Love detective fiction? Spy stories? This is like a detective novel about a spy story, except it's all true – and in defence of truth – recounting how citizen journalists used online tools to subvert both the Kremlin and conspiracy theorists.

Love is an Ex-Country, Randa Jarrar

"I guess most people newly freed from responsibilities take naps. But not me." Instead, accompany Randa Jarrar on a lively road trip across America, claiming joy as a in the middle of nowhere as a fat, queer, Muslim woman. 

 

Bessie, Jackie Kay

One of the greatest writers of our time on one of the greatest musicians and performers of all time, it's a match made in heaven as Jackie Kay blends biography, memoir, fiction and poetry to encounter & recount the extraordinary Bessie Smith.

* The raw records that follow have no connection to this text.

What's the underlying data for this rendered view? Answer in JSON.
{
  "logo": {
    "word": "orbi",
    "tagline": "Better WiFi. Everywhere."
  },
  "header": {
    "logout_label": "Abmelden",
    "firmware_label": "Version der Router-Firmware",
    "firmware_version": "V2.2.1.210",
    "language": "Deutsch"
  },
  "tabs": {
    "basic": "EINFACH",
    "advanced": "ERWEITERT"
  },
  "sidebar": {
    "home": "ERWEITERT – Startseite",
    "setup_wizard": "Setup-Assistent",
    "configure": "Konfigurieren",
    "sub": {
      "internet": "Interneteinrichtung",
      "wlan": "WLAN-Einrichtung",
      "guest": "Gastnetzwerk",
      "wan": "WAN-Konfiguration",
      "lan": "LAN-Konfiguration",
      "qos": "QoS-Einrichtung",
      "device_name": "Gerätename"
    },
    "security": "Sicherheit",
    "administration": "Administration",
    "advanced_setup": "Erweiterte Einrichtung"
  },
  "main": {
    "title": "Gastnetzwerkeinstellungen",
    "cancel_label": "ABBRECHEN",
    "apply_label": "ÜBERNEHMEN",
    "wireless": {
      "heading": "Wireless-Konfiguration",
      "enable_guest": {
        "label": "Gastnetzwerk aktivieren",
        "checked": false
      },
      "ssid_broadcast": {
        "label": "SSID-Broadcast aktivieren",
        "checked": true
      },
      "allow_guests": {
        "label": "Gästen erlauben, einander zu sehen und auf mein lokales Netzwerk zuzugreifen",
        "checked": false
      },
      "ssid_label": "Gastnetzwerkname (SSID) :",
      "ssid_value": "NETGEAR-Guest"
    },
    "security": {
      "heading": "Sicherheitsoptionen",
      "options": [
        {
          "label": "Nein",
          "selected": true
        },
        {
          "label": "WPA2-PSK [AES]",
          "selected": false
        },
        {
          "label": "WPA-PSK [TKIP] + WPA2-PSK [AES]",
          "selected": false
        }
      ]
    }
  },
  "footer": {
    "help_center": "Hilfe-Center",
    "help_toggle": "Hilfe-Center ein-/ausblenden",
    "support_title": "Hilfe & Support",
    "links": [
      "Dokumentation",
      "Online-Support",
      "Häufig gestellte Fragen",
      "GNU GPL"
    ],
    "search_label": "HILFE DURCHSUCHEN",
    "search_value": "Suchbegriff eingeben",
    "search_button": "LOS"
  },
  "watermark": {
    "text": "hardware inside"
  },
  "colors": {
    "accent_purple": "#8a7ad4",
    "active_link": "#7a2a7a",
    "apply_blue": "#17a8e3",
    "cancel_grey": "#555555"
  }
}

Reel Bay: A Cinematic Essay, Jana Larson

A film student obsesses over a death reported as a film fan going too far. Was Takako Konishi really hunting for the treasure from Fargo when she froze to death? Larson's multiple investigations and screenplays become this multi-genre essay. 

 

Aftershocks: Dispatches from the Frontlines of Identity, Nadia Owusu

A powerful, internationalist meditation on self and family that narrates individual and family traumas of displacement, migration, racism and abandonment through the seismic impact of earthquakes. 

 

Comic Timing, Holly Pester

Just when we need it most, here's Holly Pester's debut poetry collection, exploring the uncanny times that capitalism forces on the body, and how our bodies push back a beat at a time. Smart, startling, absurdist, essential.

microbursts, Elizabeth Reeder & Amanda Thomson 

An immediate series of interactions with grief, loss and remaking life and language in short, experimental essays by Elizabeth Reeder. Collaboration with visual artist Amanda Thomson opens up the text and its intensities toward new meaning.

 

Three Mothers: How the Mothers of Martin Luther King Jr, Malcolm X and James Baldwin Shaped a Nation, Anna Malaika Tubbs

Meet Alberta King, Louise Little and Berdis Baldwin: women who raised three men who changed America. Anna Malaika Tubbs' lovingly researched and beautifully written study is a hymn to Black culture and its flows through motherhood

 

Love Letters, Virginia Woolf and Vita Sackville-West

With a new introduction by Alison Bechdel, this selection offers a glimpse into the passionate, funny, sexy letters back and forth between two great writers who were also two women swept up in love. Delightful.